We, [Your Company Name], declare under our sole responsibility that the above-mentioned product(s) is/are in conformity with the essential requirements of the following European Directives:
  • Machinery Directive (2006/42/EC)
  • Electromagnetic Compatibility (EMC) Directive (2014/30/EU)
  • Low Voltage Directive (2014/35/EU)
  • RoHS Directive (2011/65/EU)
The following harmonized standards and technical specifications have been applied:
  • EN 60335-1: Household and similar electrical appliances - Safety - Part 1: General requirements
  • EN 60335-2-41: Particular requirements for pumps
  • EN 55014-1: Electromagnetic compatibility - Requirements for household appliances, electric tools and similar apparatus - Part 1: Emission
  • EN 55014-2: Electromagnetic compatibility - Requirements for household appliances, electric tools and similar apparatus - Part 2: Immunity
  • EN 61000-3-2: Electromagnetic compatibility (EMC) - Part 3-2: Limits - Limits for harmonic current emissions (equipment input current ≤ 16 A per phase)

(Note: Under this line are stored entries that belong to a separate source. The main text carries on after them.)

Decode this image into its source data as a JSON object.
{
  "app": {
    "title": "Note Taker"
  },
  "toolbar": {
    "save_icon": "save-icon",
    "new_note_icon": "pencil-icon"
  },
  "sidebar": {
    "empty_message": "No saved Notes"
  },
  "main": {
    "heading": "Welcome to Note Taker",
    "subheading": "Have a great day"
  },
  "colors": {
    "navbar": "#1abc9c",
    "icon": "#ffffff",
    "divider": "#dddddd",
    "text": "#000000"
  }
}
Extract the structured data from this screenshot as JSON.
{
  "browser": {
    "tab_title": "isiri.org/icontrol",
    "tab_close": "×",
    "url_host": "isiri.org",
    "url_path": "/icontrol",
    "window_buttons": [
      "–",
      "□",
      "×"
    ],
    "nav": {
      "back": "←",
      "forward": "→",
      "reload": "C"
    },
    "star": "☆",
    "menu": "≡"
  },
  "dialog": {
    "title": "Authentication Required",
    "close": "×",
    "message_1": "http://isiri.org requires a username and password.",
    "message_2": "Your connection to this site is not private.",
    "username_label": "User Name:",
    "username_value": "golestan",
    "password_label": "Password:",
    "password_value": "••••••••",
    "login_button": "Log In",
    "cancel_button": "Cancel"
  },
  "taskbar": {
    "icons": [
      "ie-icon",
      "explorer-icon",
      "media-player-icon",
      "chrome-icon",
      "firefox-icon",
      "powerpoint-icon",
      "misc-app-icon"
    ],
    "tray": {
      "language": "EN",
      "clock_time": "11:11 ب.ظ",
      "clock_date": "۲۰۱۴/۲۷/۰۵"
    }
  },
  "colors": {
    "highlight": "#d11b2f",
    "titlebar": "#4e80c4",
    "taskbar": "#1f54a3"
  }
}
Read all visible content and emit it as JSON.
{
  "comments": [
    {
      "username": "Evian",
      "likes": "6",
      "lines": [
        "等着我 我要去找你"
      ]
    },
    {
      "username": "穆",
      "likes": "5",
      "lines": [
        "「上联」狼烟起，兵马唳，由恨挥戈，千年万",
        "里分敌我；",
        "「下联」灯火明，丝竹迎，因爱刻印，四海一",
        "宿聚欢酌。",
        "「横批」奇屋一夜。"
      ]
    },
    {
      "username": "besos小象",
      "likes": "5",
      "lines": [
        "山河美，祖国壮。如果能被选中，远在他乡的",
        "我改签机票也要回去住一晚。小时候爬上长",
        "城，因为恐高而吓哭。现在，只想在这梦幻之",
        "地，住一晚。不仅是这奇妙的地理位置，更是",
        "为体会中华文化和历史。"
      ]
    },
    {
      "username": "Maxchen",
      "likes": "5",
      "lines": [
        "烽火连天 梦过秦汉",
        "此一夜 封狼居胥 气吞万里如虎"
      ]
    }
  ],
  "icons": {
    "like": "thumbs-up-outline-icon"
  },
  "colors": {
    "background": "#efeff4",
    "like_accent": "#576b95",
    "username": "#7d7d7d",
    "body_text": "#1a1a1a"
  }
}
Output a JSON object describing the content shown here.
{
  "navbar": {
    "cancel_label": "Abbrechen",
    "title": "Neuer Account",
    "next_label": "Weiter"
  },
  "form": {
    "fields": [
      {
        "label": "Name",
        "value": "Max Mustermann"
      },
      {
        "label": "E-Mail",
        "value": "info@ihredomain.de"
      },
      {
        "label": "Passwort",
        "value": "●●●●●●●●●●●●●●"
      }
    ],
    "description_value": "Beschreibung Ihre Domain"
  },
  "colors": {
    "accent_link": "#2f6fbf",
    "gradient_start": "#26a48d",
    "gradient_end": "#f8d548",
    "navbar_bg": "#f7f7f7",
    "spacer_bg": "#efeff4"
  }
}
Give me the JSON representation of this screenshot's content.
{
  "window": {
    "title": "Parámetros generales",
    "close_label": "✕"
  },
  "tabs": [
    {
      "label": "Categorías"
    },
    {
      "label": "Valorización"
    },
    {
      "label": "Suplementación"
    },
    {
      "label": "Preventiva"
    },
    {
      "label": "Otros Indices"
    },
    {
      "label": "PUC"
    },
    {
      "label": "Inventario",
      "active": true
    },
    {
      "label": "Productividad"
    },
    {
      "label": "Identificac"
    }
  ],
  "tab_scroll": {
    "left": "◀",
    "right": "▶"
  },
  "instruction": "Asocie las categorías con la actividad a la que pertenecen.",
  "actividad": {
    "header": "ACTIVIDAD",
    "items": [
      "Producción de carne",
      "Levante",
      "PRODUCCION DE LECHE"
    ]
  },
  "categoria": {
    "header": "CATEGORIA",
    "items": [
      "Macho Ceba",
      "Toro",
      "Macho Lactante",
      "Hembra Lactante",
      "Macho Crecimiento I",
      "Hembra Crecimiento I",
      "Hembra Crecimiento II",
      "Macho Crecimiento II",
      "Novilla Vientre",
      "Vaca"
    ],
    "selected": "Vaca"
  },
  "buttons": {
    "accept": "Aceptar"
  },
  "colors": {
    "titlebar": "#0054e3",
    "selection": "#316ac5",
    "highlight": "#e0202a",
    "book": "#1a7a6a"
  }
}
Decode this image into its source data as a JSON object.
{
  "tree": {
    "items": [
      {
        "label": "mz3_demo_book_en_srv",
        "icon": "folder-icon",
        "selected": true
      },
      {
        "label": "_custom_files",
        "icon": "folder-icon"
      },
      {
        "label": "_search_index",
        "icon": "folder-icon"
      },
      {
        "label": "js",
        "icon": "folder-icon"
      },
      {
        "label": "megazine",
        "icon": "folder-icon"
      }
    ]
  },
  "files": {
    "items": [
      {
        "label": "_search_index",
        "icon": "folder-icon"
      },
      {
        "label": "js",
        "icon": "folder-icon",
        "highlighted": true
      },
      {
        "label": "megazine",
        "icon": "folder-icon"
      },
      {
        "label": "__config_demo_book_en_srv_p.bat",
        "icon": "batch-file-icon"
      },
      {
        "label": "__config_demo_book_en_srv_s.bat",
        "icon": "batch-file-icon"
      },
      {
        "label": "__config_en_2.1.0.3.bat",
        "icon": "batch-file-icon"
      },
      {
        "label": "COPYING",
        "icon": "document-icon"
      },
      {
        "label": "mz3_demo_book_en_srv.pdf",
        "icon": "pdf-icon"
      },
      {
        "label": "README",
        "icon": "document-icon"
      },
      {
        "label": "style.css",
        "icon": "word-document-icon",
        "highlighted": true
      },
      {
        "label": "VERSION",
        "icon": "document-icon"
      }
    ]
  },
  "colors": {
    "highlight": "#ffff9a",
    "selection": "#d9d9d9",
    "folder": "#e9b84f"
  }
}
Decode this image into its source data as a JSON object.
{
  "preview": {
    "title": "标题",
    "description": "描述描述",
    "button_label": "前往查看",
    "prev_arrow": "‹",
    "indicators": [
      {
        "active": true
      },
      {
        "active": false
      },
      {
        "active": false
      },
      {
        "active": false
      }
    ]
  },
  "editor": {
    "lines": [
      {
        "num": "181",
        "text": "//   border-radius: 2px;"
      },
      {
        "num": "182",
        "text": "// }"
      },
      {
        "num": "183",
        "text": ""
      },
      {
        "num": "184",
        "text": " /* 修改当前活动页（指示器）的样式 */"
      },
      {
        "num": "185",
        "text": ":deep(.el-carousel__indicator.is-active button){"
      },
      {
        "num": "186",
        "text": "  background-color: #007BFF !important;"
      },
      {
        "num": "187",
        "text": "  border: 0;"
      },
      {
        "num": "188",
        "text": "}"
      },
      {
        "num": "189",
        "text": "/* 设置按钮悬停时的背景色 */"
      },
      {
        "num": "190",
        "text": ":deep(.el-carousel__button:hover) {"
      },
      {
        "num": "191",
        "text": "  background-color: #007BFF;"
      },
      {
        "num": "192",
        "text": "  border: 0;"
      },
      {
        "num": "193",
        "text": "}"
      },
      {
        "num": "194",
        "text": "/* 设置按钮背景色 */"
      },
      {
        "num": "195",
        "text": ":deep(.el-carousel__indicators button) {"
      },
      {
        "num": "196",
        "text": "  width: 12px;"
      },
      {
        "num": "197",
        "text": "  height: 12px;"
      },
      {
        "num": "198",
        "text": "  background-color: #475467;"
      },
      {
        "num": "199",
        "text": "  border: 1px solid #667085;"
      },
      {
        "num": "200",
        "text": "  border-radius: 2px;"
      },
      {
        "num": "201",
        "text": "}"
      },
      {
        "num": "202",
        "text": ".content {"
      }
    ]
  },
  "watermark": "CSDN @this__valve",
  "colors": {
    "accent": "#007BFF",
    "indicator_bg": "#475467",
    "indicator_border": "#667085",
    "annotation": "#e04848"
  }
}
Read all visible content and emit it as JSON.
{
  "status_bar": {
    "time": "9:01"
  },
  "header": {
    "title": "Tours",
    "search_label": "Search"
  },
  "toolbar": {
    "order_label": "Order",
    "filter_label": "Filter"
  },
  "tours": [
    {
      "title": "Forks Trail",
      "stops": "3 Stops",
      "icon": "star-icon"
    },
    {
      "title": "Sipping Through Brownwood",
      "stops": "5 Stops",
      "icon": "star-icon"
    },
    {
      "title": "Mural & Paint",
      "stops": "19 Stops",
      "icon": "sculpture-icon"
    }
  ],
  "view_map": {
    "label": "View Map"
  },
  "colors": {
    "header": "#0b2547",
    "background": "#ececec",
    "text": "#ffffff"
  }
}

  • EN 61000-3-3: Electromagnetic compatibility (EMC) - Part 3-3: Limits - Limitation of voltage changes, voltage fluctuations, and flicker in public low-voltage supply systems, for equipment with rated current ≤ 16 A per phase and not subject to conditional connection
Additional Standards Applied (if applicable):
  • EN 62233: Measurement methods for electromagnetic fields of household appliances and similar apparatus with regard to human exposure
Notified Body (if applicable):
Name: [Notified Body Name]
Address: [Notified Body Address]
Notified Body Number: [Notified Body Number]
Authorized Signatory:
Name: [Authorized Person’s Name]
Title: [Authorized Person’s Title]
Place of Issue: [City, Country]
Date of Issue: [Date]
Signature:
[Authorized Person’s Signature]

Please fill in the placeholders with the appropriate information related to your company and product.